Os pais e o cônjuge de um morto raspam a cabeça em sinal de luto, ou, no caso de o morto ser uma criança, aparam o cabelo curto; nesse caso, os avós, estando já com o cabelo curto por causa do falecimento anterior de um neto, apararam apenas as pontas. Durante os dias seguintes, dirigiam-se ao cemitério a cada entardecer para acender um fogo para o menino. Cinco dias depois, pintaram-se com o motivo de luto; quando essa pintura acabasse (o que leva por volta de oito dias), voltariam a levar vida normal. Diziam estar de luto como pais, e não como avós. Mesmo assim, foram criticados por várias mulheres pela pressa com que se pintaram; elas diziam que "mal enterraram a criança e já estão pintados". A mãe, que estava em outra aldeia, não foi avisada.

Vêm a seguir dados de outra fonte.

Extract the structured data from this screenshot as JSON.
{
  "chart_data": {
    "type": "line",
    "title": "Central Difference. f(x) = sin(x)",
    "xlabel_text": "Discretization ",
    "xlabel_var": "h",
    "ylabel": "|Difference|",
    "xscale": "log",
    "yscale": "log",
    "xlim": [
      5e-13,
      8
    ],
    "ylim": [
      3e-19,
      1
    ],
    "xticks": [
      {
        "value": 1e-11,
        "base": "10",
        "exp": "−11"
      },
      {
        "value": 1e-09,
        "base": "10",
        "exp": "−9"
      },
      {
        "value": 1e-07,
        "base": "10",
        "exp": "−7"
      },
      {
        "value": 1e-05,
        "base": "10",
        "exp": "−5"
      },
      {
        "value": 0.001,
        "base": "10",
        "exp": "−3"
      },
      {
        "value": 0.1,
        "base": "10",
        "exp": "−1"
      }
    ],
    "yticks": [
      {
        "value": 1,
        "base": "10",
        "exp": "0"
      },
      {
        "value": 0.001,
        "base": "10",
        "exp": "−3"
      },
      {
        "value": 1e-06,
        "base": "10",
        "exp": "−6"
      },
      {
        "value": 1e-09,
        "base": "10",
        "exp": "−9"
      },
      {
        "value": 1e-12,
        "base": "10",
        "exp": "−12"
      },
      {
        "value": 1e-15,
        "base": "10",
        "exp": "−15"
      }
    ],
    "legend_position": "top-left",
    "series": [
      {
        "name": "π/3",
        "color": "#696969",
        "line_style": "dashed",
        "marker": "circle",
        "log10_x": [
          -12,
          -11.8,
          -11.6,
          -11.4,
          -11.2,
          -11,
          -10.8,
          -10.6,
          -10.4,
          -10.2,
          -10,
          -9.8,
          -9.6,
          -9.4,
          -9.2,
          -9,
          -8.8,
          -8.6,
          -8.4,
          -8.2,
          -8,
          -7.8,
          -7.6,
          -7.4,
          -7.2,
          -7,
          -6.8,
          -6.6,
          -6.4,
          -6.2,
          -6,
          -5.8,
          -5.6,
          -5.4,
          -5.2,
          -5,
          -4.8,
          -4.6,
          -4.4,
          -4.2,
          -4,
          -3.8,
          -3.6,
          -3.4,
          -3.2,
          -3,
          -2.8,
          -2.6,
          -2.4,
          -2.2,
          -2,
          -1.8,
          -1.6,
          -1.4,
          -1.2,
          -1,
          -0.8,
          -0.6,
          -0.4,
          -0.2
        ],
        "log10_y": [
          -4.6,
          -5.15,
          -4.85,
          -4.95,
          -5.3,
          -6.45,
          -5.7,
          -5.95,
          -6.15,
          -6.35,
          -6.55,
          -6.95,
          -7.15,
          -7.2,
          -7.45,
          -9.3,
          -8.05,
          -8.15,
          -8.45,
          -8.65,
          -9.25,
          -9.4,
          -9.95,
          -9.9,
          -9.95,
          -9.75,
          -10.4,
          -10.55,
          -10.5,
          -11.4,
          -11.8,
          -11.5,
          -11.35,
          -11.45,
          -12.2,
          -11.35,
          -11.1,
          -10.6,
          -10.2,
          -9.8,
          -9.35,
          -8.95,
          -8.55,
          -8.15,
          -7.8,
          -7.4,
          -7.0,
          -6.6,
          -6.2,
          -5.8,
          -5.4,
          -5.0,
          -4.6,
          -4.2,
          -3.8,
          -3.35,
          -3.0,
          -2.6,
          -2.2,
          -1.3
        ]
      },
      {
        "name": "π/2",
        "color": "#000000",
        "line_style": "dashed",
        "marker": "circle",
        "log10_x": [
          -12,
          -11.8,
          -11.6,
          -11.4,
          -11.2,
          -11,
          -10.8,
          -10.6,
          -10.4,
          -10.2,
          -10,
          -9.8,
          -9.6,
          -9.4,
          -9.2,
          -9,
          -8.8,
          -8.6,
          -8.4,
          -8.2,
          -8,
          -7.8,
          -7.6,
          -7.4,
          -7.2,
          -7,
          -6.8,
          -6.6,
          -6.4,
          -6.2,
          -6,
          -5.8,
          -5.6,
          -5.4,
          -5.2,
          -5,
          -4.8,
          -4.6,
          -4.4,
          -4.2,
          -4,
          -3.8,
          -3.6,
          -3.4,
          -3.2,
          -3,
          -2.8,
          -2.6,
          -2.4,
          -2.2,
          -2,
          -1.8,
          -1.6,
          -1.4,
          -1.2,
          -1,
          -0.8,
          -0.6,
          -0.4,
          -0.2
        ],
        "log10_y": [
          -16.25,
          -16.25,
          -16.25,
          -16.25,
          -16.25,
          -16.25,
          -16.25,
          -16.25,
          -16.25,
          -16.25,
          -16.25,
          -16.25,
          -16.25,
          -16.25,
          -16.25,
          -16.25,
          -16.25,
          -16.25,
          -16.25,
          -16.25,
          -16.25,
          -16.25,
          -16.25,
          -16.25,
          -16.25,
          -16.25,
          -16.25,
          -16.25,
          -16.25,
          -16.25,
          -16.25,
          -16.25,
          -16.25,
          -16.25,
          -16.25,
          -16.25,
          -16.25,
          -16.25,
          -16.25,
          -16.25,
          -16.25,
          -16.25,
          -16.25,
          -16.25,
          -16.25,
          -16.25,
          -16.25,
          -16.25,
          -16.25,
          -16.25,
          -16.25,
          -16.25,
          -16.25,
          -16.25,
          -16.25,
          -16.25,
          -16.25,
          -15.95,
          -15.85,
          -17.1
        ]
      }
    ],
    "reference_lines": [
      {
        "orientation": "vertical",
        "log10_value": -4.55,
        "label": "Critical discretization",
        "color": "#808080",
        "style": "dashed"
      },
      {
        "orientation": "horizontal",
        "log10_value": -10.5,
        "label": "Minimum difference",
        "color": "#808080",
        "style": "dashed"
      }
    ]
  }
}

Comentários como esses, e as conversas sobre o falecimento desse menino, de colo ainda, explicitaram e colocaram em jogo concepções acerca da morte de uma criança e o modo de com ela lidar, nas interpretações sobre as causas da morte, no preparo do corpo, no enterro, no luto. Eles serão mais bem compreendidos a partir da análise da relação da criança com os mortos e a morte, e seu risco de morrer. Para isso, faz-se necessário retomar a noção mebengokré-xikrin de concepção e fabricação dos corpos, que revela, de um lado, uma ligação entre genitores e seus filhos, e, de outro, um desenvolvimento do corpo que leva a um menor risco de morte. Faz-se também necessário rever a ornamentação da criança, no cotidiano, no ritual, na doença e na morte, e a ornamentação do morto e dos enlutados, que é diversamente ativada quando o morto é uma criança. Por fim, faz-se necessário rever algumas das concepções xikrin a respeito da morte e dos mortos, que são também diversamente ativadas quando o morto, ou quem corre o risco de morte, é uma criança. Assim, entenderemos melhor as diferenças que marcam a morte e o luto de crianças e adultos e, correspondentemente, as diferenças da morte de crianças e adultos - o que nos levará a uma apreciação sobre as diferenças entre crianças e adultos do ponto de vista dos Mebengokré-Xikrin.

 

Corpo, corporalidade e a formação da pessoa

Para os Mebengokré-Xikrin, a criança vai sendo formada no ventre materno pelo sêmen em repetidas relações sexuais, e vários homens podem contribuir para a formação do bebê. Essa relação do(s) pai(s) com o bebê vai ser explicitada quando ele nasce, porque todos os homens que contribuíram em sua formação passarão pelo período de reclusão, o que significa também explicitar a todos a paternidade. Essa reclusão, seguida por todos os genitores, garante o bem-estar físico do bebê, já que a ligação física dos pais com a criança não se encerra com o nascimento. Ao contrário, trata-se de uma ligação física de pais e filhos (e irmãos entre si) que dura a vida inteira. Ela é especialmente importante quando a criança é nova, porque seu corpo ainda é frágil e exigirá mais cuidados. Os pais então deixarão de comer algumas coisas, como carne de caça, e só gradativamente, quando ele estiver forte, "duro" e com a pele forte, vão acrescentando em sua própria dieta algumas comidas que seriam antes perigosas ao bebê. Postula-se assim um vínculo físico vitalício entre essas pessoas, que devem sempre cuidar de sua alimentação e comportamento quando um dos membros da família exigir cuidados, ou seja, quando ainda tem o corpo frágil ou quando está doente. O corpo da criança é algo que se forma gradativamente, mesmo depois do nascimento, e deve ser fortalecido. Os cuidados tomados pelos pais são cruciais nesse processo.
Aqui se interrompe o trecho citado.